Hochul spokesperson Anthony Hogrebe reiterated Friday that while the governor is reviewing Mayor Adams’s situation, “Lt. Gov. Delgado does not now and has not ever spoken on behalf of this administration.”
The exchange marks a sharp break for two officials who became allies and running mates in 2022 after Hochul plucked Delgado from the House of Representatives and appointed him to his current position.
And it comes as some Democrats question whether Hochul is the strongest candidate to lead the party’s ticket in 2026. Delgado declined to answer questions about his future, and whether he would challenge the governor for her job.
“Our relationship is fine,” Delgado said, adding he hadn’t communicated with the governor before he called on Adams to resign. Or in the hours after.
The Democratic mayor has been the center of a political storm that intensified last week, when top officials at the U.S. Department of Justice directed federal prosecutors in Manhattan to drop their corruption case against him.
Acting U.S. Attorney Danielle Sassoon resigned rather than comply with the directive. In a letter, she said that prosecutors were preparing additional charges against Adams. Sassoon also said the mayor’s lawyers suggested a “quid pro quo” in which he would help the Trump administration’s immigration enforcement efforts if his case were dismissed.
Adams insists he never offered to trade his mayoral authority for an end to his case.
Delgado grew up in Schenectady and was a Rhodes scholar before embarking on a career in corporate law. In 2018, he won a seat in Congress and represented the Hudson Valley until Hochul tapped him to replace Brian Benjamin, her first lieutenant governor, who resigned from the post amid his own corruption scandal. (Benjamin’s charges were dropped last month.)
The job of a lieutenant governor isn’t well defined, but people are usually drafted to the position to support and promote the agenda of the governor, said Bob Duffy, who served in the post for four years under then-Gov. Andrew Cuomo.
“ He was the governor. So I always saw it as a supporting role,” Duffy said. “Public disagreement or back and forth — I don't think it's a good look.”
While Duffy never stepped out of line, friction between ticket mates isn’t new. Former Lt. Gov. Betsy McCaughey clashed with Gov. George Pataki during the 1990s and ended up switching parties to run against him.

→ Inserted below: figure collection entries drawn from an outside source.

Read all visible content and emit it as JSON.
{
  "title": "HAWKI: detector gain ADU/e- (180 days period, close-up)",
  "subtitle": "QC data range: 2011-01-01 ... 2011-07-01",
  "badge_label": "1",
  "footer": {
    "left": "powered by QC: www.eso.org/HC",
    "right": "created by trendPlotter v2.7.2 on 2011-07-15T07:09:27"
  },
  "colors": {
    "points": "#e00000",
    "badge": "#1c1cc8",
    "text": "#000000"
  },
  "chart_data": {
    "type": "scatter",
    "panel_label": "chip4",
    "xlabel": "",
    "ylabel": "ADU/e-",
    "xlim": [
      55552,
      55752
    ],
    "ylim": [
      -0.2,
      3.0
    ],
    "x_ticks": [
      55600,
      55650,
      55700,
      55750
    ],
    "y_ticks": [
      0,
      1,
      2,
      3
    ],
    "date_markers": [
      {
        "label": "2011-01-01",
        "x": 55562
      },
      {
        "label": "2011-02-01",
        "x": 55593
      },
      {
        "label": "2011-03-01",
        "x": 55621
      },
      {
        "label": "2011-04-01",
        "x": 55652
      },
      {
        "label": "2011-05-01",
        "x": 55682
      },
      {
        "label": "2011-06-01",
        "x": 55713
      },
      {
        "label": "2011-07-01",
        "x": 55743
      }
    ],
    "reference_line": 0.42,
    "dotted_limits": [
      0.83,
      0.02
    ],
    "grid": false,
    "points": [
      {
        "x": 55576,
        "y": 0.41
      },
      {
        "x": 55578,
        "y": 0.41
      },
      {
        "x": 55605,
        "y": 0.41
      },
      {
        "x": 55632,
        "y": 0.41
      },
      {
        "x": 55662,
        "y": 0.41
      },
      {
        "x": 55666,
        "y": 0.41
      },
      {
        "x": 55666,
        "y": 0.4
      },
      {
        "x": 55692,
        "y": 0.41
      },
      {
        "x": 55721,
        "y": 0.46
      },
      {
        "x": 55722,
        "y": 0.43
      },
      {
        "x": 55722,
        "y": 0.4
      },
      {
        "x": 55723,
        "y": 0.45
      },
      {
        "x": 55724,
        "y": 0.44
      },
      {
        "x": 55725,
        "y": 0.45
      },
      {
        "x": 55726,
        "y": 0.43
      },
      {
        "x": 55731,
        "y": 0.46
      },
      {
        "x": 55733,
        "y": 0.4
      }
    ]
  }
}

She said Delgado was within his rights.
“ Delgado was right to speak out on an issue of such importance to the public,” McCaughey said. “ The role of the lieutenant governor is to serve the public.”
This is the second time in a year that Delgado has bucked Hochul on a public demand for a fellow Democrat to step down. In July, Delgado called for Joe Biden to end his presidential campaign while Hochul said she still supported the incumbent.
It’s unclear whether Delgado’s statement will have any influence over the course of events with Adams. Duffy is skeptical.
“Having been a lieutenant governor in my career,” he said, “I would often say, nobody cares what the lieutenant governor thinks.”